Dear Bird Folks,
Like you, I try to avoid eating meat. But I also use beef suet to attract woodpeckers, which isn’t very vegetarian-ish of me. Then today I found a recipe on National Audubon’s website. It had step-by-step instructions on how to make “vegetarian suet.” I’ve attached the recipe and am wondering what you think about it. Have you ever made veggie suet?
– John, Milford, MA
Not me, John,
I’m not someone you should ask about cooking or even following a recipe. You must be confusing me with Rachael Ray. The only thing I’ve ever made in the kitchen is a mess. In fact, I just recently found out how to turn on our stove (really), which is why my wife gets suspicious anytime she hears me banging pots and pans. Consequently, I don’t dare make the recipe you sent me. It’s way beyond my skill set. Wait! I have a plan. Maybe if I just start working on your suet recipe, my wife will hear me, come running into the kitchen and take over the project. What a great idea. Let’s see if it works.
The ingredient list consists of vegetable shortening (aka, the problematic Crisco), peanut butter, corn meal, birdseed and quick oats. Right away I was stumped. I couldn’t find any “quick oats.” Truth be told, I don’t even know what they are or what makes them so quick. As I searched the cupboards in vain, I heard a very familiar voice behind me say, “What is going on here?” Ordinarily when I hear that phrase I’m in big trouble, but this time they were the words I was hoping for. I explained to my wife what I was doing and she immediately slipped into something more comfortable – her apron – and said, “Let’s get busy” (which, in this case, only meant cooking). She began heating the shortening and peanut butter, while I mixed the oats, corn meal and my specialty, birdseed. We then blended the hot greasy goo with the dry, dusty seed. It looked awful, but the peanut butter made it smell wonderful. I had the feeling that our concoction actually might work (as long as none of the neighborhood woodpeckers had peanut allergies).
Next, the instructions said to spoon the mixture into an ice cube tray. Ice cube tray? Who made this recipe, Ozzie and Harriet? I haven’t used an ice cube tray since they invented built-in icemakers over a thousand years ago. No problem; instead, we substituted small plastic tubs that coleslaw or something else once came in. The last step was to set the tubs in the freezer for two hours, but in our case it would be overnight. It was getting late and time for me to go to bed, and time for my wife to clean up the mess. Oh, calm down I’m just kidding. The rule in our house is whoever does the cooking doesn’t have to do the dishes. The clean up was totally my job, but not before I put on my sexy Playtex gloves. I can’t afford to be seen with a case of dishpan hands.

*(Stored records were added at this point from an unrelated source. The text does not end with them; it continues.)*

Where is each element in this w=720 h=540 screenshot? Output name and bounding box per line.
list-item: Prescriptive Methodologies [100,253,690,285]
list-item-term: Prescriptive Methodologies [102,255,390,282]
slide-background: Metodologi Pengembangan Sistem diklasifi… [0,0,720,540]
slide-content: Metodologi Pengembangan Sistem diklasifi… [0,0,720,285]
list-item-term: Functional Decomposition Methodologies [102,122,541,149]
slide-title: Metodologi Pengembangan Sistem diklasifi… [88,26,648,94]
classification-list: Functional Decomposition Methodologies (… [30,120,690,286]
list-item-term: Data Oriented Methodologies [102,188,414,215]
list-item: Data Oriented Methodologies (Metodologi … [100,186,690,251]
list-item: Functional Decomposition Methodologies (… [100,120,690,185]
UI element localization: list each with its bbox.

The next day was like Christmas morning. As soon as I woke up, I hopped out of bed and ran to the freezer. Our suet mixture had come out perfect. I immediately stuffed it into a feeder and hung it out for the birds. At this point, I didn’t know if the birds would be attracted to this new confection, but even if they weren’t, I liked the way it made our entire yard smell like yummy peanut butter (with just a hint of coleslaw). Unfortunately, I had to go to work and wouldn’t be able to sit and watch the results. I asked my wife if she would keep an eye on the feeder, but she claimed to have more important things to do. Really? What could be more important than watching birds eat fake suet? I don’t understand her sometimes.

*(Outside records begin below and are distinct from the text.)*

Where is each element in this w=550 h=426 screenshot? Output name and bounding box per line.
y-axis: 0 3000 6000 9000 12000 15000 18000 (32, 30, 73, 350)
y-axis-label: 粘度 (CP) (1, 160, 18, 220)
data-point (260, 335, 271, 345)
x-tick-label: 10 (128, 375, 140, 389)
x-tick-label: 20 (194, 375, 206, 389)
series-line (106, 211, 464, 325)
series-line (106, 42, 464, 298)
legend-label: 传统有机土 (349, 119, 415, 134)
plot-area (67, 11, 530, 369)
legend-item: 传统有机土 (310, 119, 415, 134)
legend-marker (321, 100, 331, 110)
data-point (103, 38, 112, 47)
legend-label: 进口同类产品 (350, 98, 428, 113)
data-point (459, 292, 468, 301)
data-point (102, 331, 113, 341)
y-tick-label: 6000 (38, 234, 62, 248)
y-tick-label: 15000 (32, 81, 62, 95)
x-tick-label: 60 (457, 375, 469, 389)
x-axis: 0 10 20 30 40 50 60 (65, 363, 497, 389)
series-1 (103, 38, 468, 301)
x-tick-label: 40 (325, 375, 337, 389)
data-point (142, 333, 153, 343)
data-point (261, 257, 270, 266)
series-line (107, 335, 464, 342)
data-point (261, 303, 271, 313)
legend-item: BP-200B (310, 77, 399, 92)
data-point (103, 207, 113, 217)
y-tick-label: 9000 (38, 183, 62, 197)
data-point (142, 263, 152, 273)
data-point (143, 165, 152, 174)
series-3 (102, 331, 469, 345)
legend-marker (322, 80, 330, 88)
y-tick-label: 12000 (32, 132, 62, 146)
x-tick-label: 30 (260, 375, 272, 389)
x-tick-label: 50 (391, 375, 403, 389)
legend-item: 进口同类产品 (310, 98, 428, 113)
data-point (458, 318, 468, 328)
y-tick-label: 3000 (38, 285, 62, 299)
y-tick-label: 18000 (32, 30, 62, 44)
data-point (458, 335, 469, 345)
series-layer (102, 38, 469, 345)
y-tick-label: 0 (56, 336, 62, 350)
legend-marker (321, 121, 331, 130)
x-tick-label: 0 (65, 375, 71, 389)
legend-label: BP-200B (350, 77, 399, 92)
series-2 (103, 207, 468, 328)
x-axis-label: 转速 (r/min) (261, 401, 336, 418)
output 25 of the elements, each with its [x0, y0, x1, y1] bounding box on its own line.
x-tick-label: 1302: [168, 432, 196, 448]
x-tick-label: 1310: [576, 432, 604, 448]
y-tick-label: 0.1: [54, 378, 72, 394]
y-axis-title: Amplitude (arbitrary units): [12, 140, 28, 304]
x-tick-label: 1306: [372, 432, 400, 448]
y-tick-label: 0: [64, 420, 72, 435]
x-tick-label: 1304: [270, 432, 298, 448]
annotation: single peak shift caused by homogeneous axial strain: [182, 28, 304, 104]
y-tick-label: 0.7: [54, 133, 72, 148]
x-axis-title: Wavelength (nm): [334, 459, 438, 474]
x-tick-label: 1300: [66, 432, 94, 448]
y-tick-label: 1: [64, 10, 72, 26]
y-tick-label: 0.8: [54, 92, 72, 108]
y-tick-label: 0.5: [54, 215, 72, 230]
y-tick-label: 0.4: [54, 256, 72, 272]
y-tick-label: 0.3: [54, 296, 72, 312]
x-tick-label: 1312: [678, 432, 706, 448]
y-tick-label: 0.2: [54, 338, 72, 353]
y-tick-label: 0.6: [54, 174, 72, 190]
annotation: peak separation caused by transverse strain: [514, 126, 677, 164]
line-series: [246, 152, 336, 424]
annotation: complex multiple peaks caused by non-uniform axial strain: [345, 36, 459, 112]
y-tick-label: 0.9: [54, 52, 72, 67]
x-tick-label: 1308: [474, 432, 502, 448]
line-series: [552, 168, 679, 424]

By the time I got home it was dark, so I grabbed a flashlight and did what most men my age do when they get home from work: I went outside and inspected my suet feeder. It appeared to have a few nibbles missing, but nothing major. Hmm. I had the next day off, so I spent the morning on an intense suet stakeout. The first bird to visit the feeder was a titmouse. It took a few bites and then flew off. A minute later, several chickadees moved in and then a sparrow came by. Lots of birds were coming and going, but none of them appeared to be really digging the suet. I was hoping to see a woodpecker and eventually one showed up. It was a Downy Woodpecker and it actually seemed to enjoy what it was eating. Over the course of the next few hours, the little woodpecker returned again and again for a beak-full of my homemade suet. How about that? Eat your heart out, Rachael Ray.
Based on my few hours of testing, John, I feel the veggie suet was a success and at least worth trying. (For the exact instructions, go to Audubon.org and search for “make your own suet,” published on December 27, 2016.) And like the Christmas tree discussion we had last week, there are lots of reasons for using veggie suet. Not only is it less cruel, but also it smells good (not like disgusting beef fat) and it’s a fun family project. You could even decorate an outdoor Christmas tree with veggie suet, just use holiday-shaped molds such as stars or candy canes. And if you want your tree to look really festive, top it off with a decoration in the shape of a tub of coleslaw. I hear that’s the new in thing this year.